BDDK verilerine göre geçen yıl krediler yüzde 25 oranında aratarak 2 tnilyor 135 milyar seviyesine çıkarken, mevduat yüzde 11 oranında artarak 1 trilyon 300 milyar olarak gerçekleşmiş.
Bu da bankacılık sektörünün topladıkları mevduatın üstünde kredi kullandırdıklarını ortaya koyuyor. Sektör bunun için dış kredi kullanarak bu imkanı elde edebiliyor.
KOBİ kredilerinde son çeyrek asırda önemli artış oldu, Yüzde 4’lerden yüzde 20’lerin üzerine çıktı. Bunda KOBİ’lerin genellikle borçlarına sadık olmaları da rol oynadı. Yaşanan zor dönemlerde dahi KOBİ kredilerinde batık oranları yüzde 3-4’ler seviyesinin üstüne çıkmadı.
KOBİ kredilerindeki bu hızlı artışın nedeni de bankaların bunu görerek KOBİ’lere dönük yeni uygulamalara girerek onları krerdi kullanmaya teşvik etmelerinden kaynaklandı.

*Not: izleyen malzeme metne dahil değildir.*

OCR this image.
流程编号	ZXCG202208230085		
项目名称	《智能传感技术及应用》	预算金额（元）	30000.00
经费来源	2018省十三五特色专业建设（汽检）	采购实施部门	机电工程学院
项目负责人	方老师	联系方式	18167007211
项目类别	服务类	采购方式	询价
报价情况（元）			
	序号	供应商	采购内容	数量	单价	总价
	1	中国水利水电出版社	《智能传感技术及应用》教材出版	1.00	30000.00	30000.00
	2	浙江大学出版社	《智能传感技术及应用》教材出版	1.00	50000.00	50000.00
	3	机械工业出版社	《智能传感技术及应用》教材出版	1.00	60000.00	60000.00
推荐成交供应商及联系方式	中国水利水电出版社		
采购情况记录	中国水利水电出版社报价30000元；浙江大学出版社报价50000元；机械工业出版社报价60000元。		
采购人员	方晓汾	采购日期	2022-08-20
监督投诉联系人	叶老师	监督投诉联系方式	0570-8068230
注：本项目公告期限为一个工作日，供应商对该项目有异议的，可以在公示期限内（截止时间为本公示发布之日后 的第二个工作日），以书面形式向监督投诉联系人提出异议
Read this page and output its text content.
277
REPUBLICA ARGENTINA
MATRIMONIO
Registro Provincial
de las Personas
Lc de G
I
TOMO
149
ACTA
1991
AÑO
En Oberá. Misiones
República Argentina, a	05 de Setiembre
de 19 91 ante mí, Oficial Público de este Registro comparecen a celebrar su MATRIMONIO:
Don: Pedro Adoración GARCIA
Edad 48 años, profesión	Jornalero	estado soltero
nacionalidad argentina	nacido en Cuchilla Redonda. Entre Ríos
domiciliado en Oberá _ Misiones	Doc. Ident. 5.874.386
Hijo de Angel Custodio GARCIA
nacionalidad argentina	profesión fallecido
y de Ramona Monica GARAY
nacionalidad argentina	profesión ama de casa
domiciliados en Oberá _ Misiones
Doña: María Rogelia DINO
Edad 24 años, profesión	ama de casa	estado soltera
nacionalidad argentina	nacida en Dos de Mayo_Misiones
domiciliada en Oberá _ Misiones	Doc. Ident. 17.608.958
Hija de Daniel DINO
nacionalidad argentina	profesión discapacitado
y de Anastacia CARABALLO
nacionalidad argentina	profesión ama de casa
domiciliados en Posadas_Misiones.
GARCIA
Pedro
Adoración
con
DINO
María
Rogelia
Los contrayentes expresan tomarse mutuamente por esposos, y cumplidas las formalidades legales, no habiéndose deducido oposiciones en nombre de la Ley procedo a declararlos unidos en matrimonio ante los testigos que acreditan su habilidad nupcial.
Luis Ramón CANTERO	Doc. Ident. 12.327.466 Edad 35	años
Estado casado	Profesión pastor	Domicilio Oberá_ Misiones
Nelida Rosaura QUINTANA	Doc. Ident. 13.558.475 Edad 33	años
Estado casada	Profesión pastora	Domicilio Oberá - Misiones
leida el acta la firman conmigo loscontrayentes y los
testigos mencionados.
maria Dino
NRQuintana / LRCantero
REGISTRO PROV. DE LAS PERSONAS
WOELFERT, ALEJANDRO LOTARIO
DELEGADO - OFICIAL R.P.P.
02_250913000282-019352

KOBİ kredilerinde batık oranlarının yüksek odlduğu alan mikro işletmeler olarak karşımıza çıkayor. O-9 kişinin çalıştığı bu işletmeler uzun yıllar kredi kullanmaz, öz sermaye ile işlerini döndürmeye çalışırlardı. 2000’li yıllarda bankacılık sektörünün yeni uygulamaları ile bu KOBİ’lerde de kredi kullanımı başladı.
Ancak, takipteki alacaklar ve batık krediler, bu mikro işletmelerin batık kredi oranının diğer KOBİ’lere göre çok daha yüksek olduğunu gösteriyor.
Bu da rekabetçilik özelliği düşük olan bu KOBİ’ler için işbirliği ve birleşme projelerine hız verilecek projeler geliştirilmesini zorunlu kılıyor.
Ekonominin kılcal damarlarını oluşturan KOBİ’lerin büyüklük oranlarına baktığımızda, mikro ve küçük oranlı KOBİ’lerin, KOBİ’ler içersinde büyük yer tuttuğunu görüyoruz. O nedenle KOBİ’leri kredilendirirken, onların birleşmeler ve işbirlikleriyle büyümelerini özendirici çalışmalara da ihtiyaç olduğu görülüyor. KOBİ’ler kredilendirilirken bankaların buna uygun projeler geliştirmesi işbirlikleri ve ortaklıkları özendirmesi olumlu sonuç verecek, KOBİ kredilerinde batık oranının artmasını önleyacaktir.